For retailers, implementing something like this is actually quite easy. It sits on the front-end of a site (no backend integration is necessary) and the AI can be specifically trained to their catalogue. All it needs, for example, is product images. After that, you can use the AI in your existing user flows, product detail pages, recommendation pages, you name it. It’s really up to retailers as to how they want to leverage it.
And the benefits are tangible. AI can help with important metrics like average order value, add to cart, and more, but one of the more interesting proof points is that AI helps expose the entirety of a retailer’s catalogue. That’s because, instead of using old recommendation systems (stuff like “users like you bought this”) or giving primacy to items that are already popular, an AI can look at the images themselves and recommend products that a user may never have found, because it was buried on page 40 or was from a brand they didn’t recognise or because the manufacturer didn’t give a retailer the right metadata.
In fact, our first customer surfaced a full 92% of their products in the first month they implemented. Which backs up a key thing we should underline here: AI really does know your entire catalogue. And as it learns, it helps a shopper find just what they want.
Other folks are taking different approaches to personalisation, of course. Chatbots are having their moment. Sites like The North Face have implemented a sort of Q&A flow that uses real AI to suggest products. A while back, Victoria’s Secret used a non-AI powered questionnaire to help users find the sizes and styles they liked. But what excites me more, is personalisation that adapts and reacts to buyer behaviour in the moment. One that learns style, intent, and preference as users browse. One that gives a shopper access to a retailer’s entire inventory.

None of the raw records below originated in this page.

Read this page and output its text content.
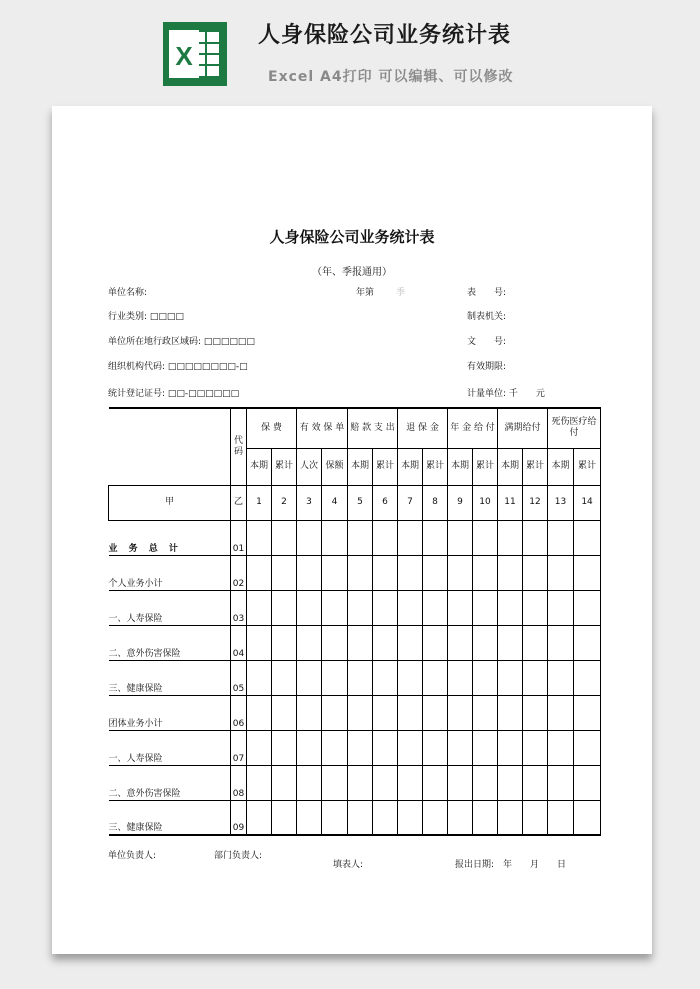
X
人身保险公司业务统计表
Excel A4打印 可以编辑、可以修改
人身保险公司业务统计表
（年、季报通用）
单位名称:	年第 季	表　　号:
行业类别: □□□□	制表机关:
单位所在地行政区域码: □□□□□□	文　　号:
组织机构代码: □□□□□□□□-□	有效期限:
统计登记证号: □□-□□□□□□	计量单位: 千　　元
	代码	保 费		有 效 保 单		赔 款 支 出		退 保 金		年 金 给 付		满期给付		死伤医疗给付	
		本期	累计	人次	保额	本期	累计	本期	累计	本期	累计	本期	累计	本期	累计
甲	乙	1	2	3	4	5	6	7	8	9	10	11	12	13	14
业 务 总 计	01														
个人业务小计	02														
一、人寿保险	03														
二、意外伤害保险	04														
三、健康保险	05														
团体业务小计	06														
一、人寿保险	07														
二、意外伤害保险	08														
三、健康保险	09														
单位负责人:	部门负责人:
填表人:	报出日期:　年　　月　　日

AI learns, adapts, and gets the customer. It figures out what they like even when they might have trouble articulating it themselves. AI understands intent and style so that shoppers can stop scrolling through page after page of red dresses and instead, in just a few clicks, find the perfect red dress, just like a great salesperson would do. That means getting the key benefit of brick-and-mortar shopping without having to leave the couch. And that’s the sort of thing that wins you customers for life.